Is tourism in winter only holidays in ski resorts and snow – related activities, or is it a segment that has many things to offer in the tourism industry? The holiday season is about to end with the images of the sun, beaches and cocktails in beautiful exotic islands to be still in our mind but a winter full of promises is ahead.
The end of the summer season doesn’t mean that holidays are over and many destinations are preparing to welcome the tourists during the winter period. The competition is high especially in the markets that concentrate millions of tourists every year in the winter period.
US, Canada and many European countries are again in the pole position of the race with great preparations to be already under way for the coming season.
However, a big issue for this winter is the implementation of the Western Hemisphere Travel Initiative (WHTI) in January 2007 which will have an impact to the tourism operations between the USA and Canada. These two countries attract many visitors in the winter period in international level and the revenues from the mutual exchange of visitors between Canada and US are huge.
According to many tourism authorities and organizations across US and Canada the WTHI will impact the tourist arrivals and tourism expenditures this winter between the two countries specifically in day visits (reports indicating a less impact on air travel) and the tourism industry is trying to find solutions to this problem.
The main concern within the industry is the impact of the proposed WHTI on travel between the USA and Canada, in both directions.
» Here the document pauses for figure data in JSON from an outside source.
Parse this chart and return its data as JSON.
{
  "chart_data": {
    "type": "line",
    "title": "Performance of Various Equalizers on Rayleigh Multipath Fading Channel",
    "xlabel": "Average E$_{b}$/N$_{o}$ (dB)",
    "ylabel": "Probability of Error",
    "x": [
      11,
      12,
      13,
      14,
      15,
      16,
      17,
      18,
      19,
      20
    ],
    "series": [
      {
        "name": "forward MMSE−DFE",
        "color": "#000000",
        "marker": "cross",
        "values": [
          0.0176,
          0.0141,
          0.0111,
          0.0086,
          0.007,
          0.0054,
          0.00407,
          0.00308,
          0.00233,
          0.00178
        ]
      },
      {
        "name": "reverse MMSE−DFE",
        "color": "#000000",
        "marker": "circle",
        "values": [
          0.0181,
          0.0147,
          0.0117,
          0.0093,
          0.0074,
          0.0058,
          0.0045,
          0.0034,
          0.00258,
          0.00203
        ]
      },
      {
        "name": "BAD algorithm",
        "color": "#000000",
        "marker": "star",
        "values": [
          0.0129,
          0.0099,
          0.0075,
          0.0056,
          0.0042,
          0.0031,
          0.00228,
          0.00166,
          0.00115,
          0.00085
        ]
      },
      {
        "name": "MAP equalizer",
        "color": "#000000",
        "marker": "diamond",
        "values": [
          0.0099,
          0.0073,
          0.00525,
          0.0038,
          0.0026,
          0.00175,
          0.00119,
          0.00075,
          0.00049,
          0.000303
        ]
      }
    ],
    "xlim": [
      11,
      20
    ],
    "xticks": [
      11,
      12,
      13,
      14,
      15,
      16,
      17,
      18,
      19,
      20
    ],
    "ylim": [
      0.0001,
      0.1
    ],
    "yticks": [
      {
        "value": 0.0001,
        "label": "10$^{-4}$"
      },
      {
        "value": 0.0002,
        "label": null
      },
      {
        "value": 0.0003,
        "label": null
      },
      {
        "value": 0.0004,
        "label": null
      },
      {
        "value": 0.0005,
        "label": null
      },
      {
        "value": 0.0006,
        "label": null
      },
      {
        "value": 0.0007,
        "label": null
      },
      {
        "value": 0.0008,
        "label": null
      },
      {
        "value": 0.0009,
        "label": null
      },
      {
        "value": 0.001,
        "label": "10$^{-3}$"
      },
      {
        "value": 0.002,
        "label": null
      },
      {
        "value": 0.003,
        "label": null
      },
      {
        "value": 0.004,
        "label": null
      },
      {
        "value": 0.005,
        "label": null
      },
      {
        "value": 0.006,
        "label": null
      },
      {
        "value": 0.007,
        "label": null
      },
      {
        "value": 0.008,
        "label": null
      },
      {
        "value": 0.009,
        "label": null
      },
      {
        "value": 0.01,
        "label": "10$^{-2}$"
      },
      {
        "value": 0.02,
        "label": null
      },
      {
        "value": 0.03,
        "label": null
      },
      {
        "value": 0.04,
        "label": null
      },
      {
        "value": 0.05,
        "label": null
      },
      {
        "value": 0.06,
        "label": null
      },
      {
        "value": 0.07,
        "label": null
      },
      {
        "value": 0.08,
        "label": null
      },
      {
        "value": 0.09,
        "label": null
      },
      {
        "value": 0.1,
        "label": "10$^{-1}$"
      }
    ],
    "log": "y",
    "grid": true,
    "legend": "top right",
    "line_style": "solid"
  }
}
However, some in the industry believe that it may be good for Europe, as Americans might well be tempted to travel further afield if they have to obtain a passport, anyway, for all foreign travel.
In response to strong opposition from the Canadian and Mexican governments, a cheaper passport-substitute document, the PASS Card (People Access Security Service) is now being considered for US citizens’ travel to Canada and Mexico, as long as they return to the USA by land border crossings.
On the other hand, Europe will star this year as forecasts are showing increase in international arrivals in the Scandinavian countries and in central Europe (Switzerland, Austria and France). Within the European Continent, many travellers will head to colder countries in the traditional ski resorts in the Alps as well as in the Lapland, Finland.
A new intention of the tourism authorities in Europe and US is to include other segments of the tourism industry to the traditional products offered during the winter period.
According to Michele McKenzie, President and CEO of Canada Tourism Commission “Experiential travel products like language-learning holidays; aboriginal cultural experiences and culinary cooking schools are popular activities. Weekend resort get-aways for spa vacations combined with outdoor winter pursuits are in demand as well. And, we can’t forget the festive season in North America with special events.”
Travel agencies and tour operators in US and Europe are well aware of this new trend and they are willing to offer combination of travel products. The traditional packages of holidays in ski resorts now is sliding with Santa Claus sledge in Lapland and at the same time join the local communities’ festivities and rituals. Moreover, destinations in US, Canada and Europe are trying to benefit from the MICE sector by combining conferences and meetings with winter vacations and attractions.
Moderate growth is expected to continue for the winter period 2006-2007 in tourist arrivals and expenditures. Asia, Latin America and domestic travel will contribute to Canada’s growth this season according to forecasts with Europe to remain steady. The WTHI will impact travel from US with evident weakness.
The US Tour Operators Association (USTOA) claims that 2005 was a record year for outbound leisure travel to Europe, yet preliminary data from the Office of Travel & Tourism Industries (OTTI) in the US Department of Commerce points to just
12.4 million trips to Europe – up 2% over 2004, but still well below 2000’s peak.
However, the best performing sub-region is Central / East Eastern Europe – the most fashionable part of Europe today for American travellers, to quote the USTOA.
However the weakening of the US dollar, which has so far only had a modest impact is of major concern. According to Global Insight’s forecast presented at the 2005 Pisa Forum, the euro is forecast to gain significantly against the US currency in 2006 and 2007 and demand for outbound travel by Americans tends to track exchange rate fluctuations very closely, albeit with a clear time lag.
Arrivals from Canada in 2005 reached a 2.6% increase during the winter months with total arrivals marking a 7.3% increase. The forecast for tourists’ arrivals from the European continent and Canada in 2006 is a moderate increase.
Central / East European markets offer growth prospects
In contrast with Western Europe, many markets in Central Europe (as distinct from the Commonwealth of Independent States in Eastern Europe) are growing much more robustly, with real GDP growth rates in the 4-6% range. The risks of an interruption to growth are, of course, higher (Hungary seems particularly vulnerable in 2006), but this more rapid economic growth is underpinning the emergence of these countries as significant tourism sources within the EU. Meanwhile, Russia is also expected to continue to grow relatively rapidly, with real GDP increasing by close to 6.0% in 2006.